Kanada'nın eyaletlerinden Quebec Milli Meclisi'nde kraliyet mavisi arka plan üzerine konulan ve altın varaklı dallarla süslenmiş kemer altında asılı duran haç, Quebec milletvekillerinin yasamayla ilgili işlerini yaptıkları görkemli odanın odak noktasıdır.

Bu, Quebec'in Katolik mirasının bir hatırasıdır ve onun dini tarihinin somut ifadesidir. Ve o, halen mecliste çoğunluğu elinde bulunduran Parti Quebecois, geçen hafta uzun süredir vaad ettiği "Quebec Değerleri Tüzüğü"nü tanıttığı zaman kendi gölgesinin altındaydı.

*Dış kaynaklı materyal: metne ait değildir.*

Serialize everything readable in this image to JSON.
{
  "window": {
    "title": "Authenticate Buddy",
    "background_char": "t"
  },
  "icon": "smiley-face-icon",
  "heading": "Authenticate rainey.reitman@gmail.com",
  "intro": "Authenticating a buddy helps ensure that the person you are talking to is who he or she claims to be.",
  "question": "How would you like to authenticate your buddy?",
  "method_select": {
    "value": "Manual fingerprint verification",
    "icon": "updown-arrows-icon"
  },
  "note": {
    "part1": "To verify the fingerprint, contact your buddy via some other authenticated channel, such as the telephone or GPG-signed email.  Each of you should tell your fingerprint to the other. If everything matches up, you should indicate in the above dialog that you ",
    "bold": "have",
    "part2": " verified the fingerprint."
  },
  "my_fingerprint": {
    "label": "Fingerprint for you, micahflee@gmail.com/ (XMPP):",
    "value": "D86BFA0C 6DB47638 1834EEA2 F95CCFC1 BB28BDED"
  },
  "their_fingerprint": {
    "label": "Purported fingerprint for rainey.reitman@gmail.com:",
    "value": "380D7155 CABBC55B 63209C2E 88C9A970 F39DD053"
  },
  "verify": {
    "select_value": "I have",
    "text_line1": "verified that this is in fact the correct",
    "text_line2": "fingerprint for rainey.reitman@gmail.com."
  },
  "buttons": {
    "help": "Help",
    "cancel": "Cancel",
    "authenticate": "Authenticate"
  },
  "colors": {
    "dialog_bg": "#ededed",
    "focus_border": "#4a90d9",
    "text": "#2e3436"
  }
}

Partinin geçen seneki seçim kampanyasının merkezinde yer alan bu tüzüğün tanıtımıyla haçın yan yana gelmesi hem ironiktir hem de önemlidir. Quebec Değerleri Tüzüğü, yürürlüğe girerse Quebec'de tüm kamu çalışanlarının "başörtüsü, türban, kippa, görünür halde büyük haç" takmalarını ya da "iş sırasında diğer gösterişli dini semboller" kullanmalarını yasaklayacak.

Bazı gruplar bu düzenlemelerden muaf tutulmak üzere dava açabilecekken bu muafiyetlerden kreş çalışanları ve ilkokul çalışanları faydalanamayacak.

Haç yerinde kalıyor

Quebec Milli Meclisi'ndeki büyük haç ise yerinde kalacak. Bu, yeni tüzük, yukarıda bahsedilen tüm kısıtlamaları getirirken "Quebec'in simgesel milli mirası" olarak düşünülen bu sembollerin korunmasında ısrar etmesi sebebiyle mümkün olacak.

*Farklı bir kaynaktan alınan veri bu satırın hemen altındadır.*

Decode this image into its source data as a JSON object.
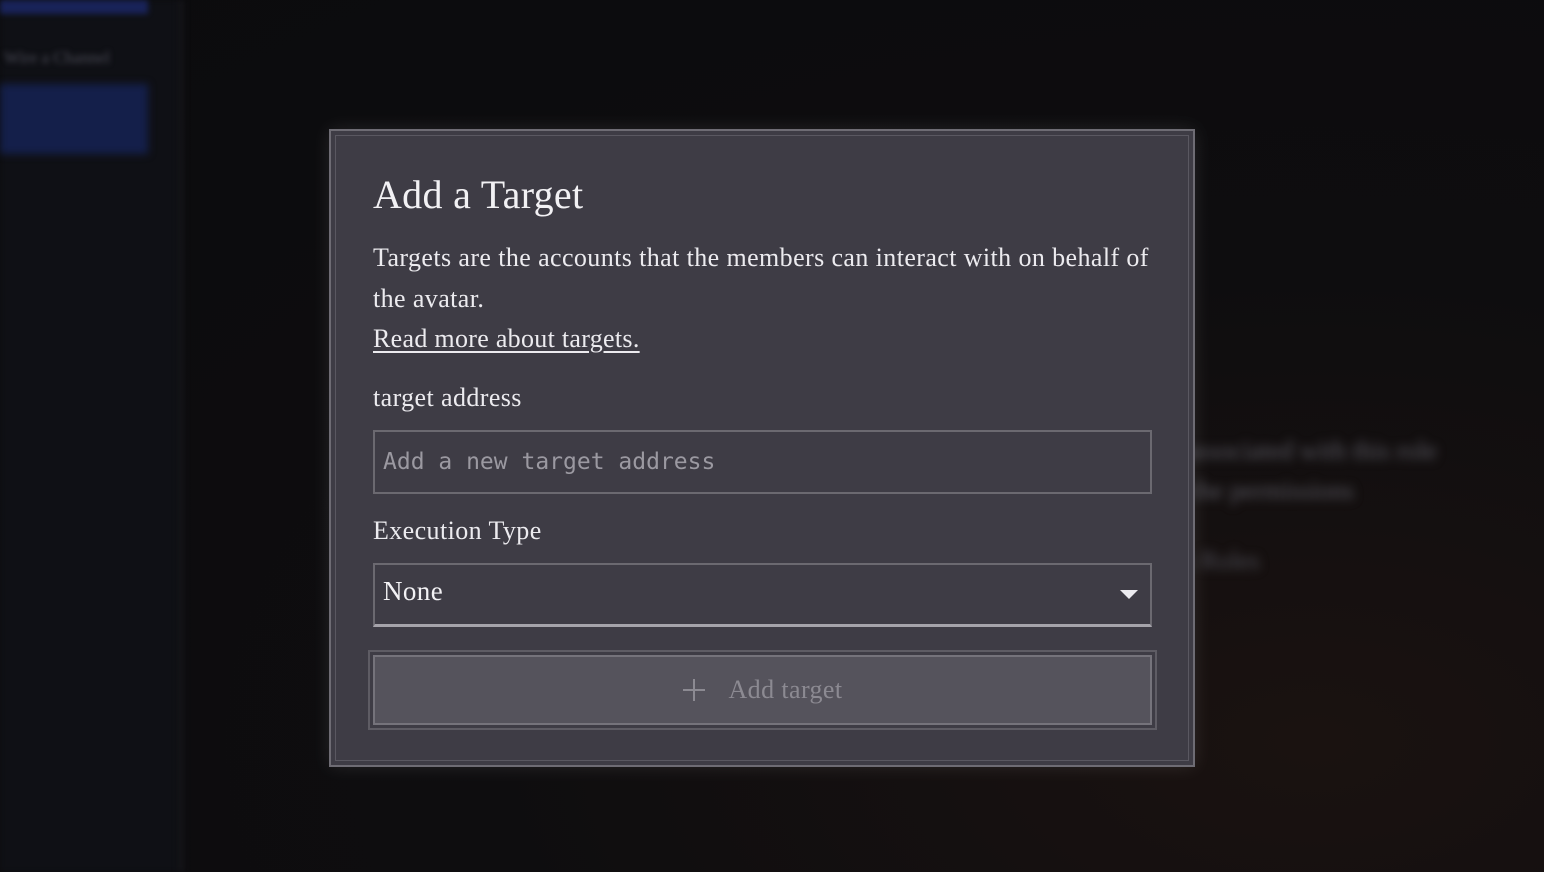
{
  "background": {
    "sidebar_item_text": "Wire a Channel",
    "line1": "No members have permissions associated with this role",
    "line2": "Add a member to this role to configure the permissions",
    "line3": "Go back to Roles"
  },
  "modal": {
    "title": "Add a Target",
    "description": "Targets are the accounts that the members can interact with on behalf of the avatar.",
    "read_more_link": "Read more about targets.",
    "address_label": "target address",
    "address_placeholder": "Add a new target address",
    "address_value": "",
    "execution_label": "Execution Type",
    "execution_selected": "None",
    "add_button_label": "Add target",
    "add_button_icon": "plus-icon"
  },
  "colors": {
    "modal_bg": "#3e3c45",
    "modal_border": "#6e6c74",
    "text_primary": "#ecebef",
    "button_bg": "#55535c",
    "button_text_disabled": "#8c8a92",
    "sidebar_accent": "#141f4a"
  }
}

Bu sebeple, Milli Meclis'teki haç, Montreal'de Royal Dağı'nın tepesindeki haç ile Quebec'de dini temele dayalı çok sayıdaki şehir ve kasaba ismine dokunulmayacak. Ayrıca, kişinin boynundaki kolyede bulunan haç ya da hilal gibi dini kimliğin "küçük" işaretlerine de Quebec hükümetinin çoğu Katolik olan özel dini okullara yaptığı büyük dini tahsisata da müsaade edilecek. Benzer şekilde, belediye meclisi toplantılarının başlangıcında okunan dualar da devam edecek. Bu dualar, dinle devlet işlerinin aşırı derecede karıştırıldığı gerekçesiyle daha önce büyük tepki çekmişti.

Parti Quebecois tarafından teklif edilen tüzüğün tanıtımı Kanada çapında protestolara yol açtı. Yapılan eleştirilenlerden biri de tüzüğün, "laikliği teşvik" kisvesi altında, temelde Quebec'de yeni göçmenlerin dini uygulamalarının önlenmesini amaçladığıdır.

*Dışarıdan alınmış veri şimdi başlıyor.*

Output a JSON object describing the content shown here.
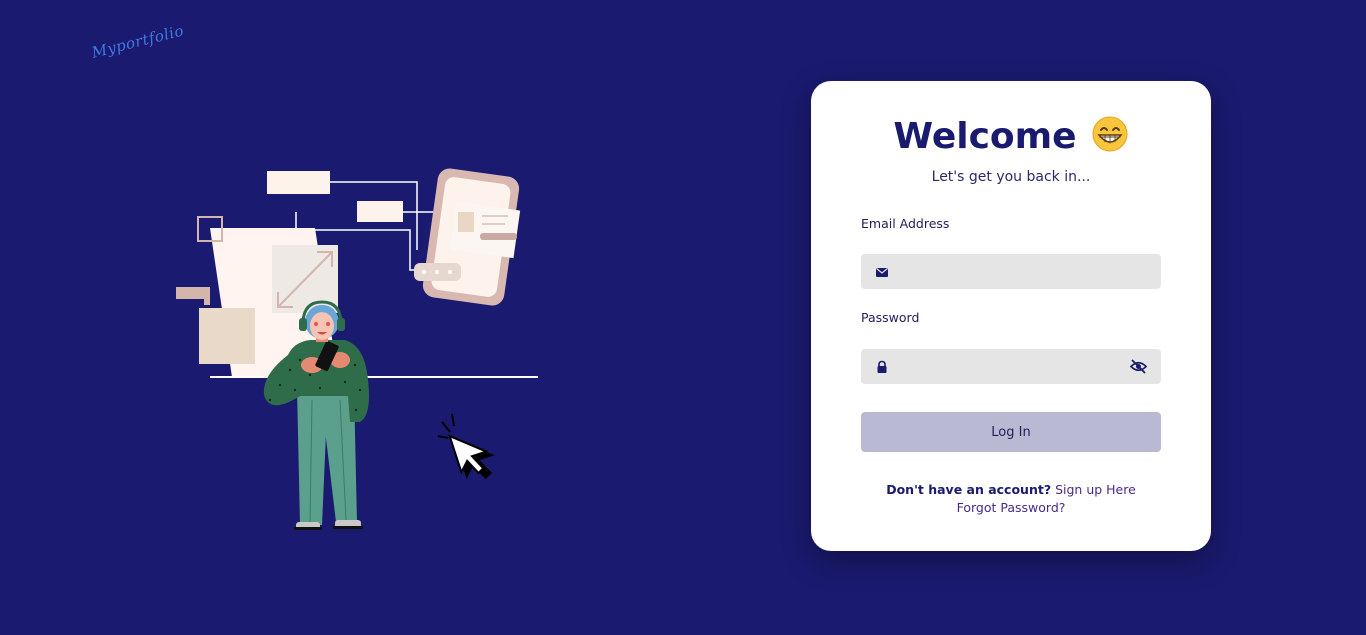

Teklif edilen tüzüğün Milli Meclis'teki takdiminden birkaç gün sonra yüzlerce Müslüman, "Tüzüğe hayır!" diye bağırarak Montreal'de sokaklara döküldü.

Tüzüğü tanıtan Quebecli bakan Bernard Drainville, kamu çalışanlarının dini semboller takmalarını yasaklamanın Quebec halkı arasında "daha büyük birlik hissi oluşmasına katkı yapacağını" ifade ederek eleştirilere karşı savunmada bulundu. Onun görüşüne göre, devlet için dine saygılı olmanın en iyi yolu "hiç dine sahip olmamaktı." O, işi, dini tarafsızlık ilkesinin, 1936'dan beri Meclis'te bulunan haçı kapsamadığını" söylemeye kadar getirdi.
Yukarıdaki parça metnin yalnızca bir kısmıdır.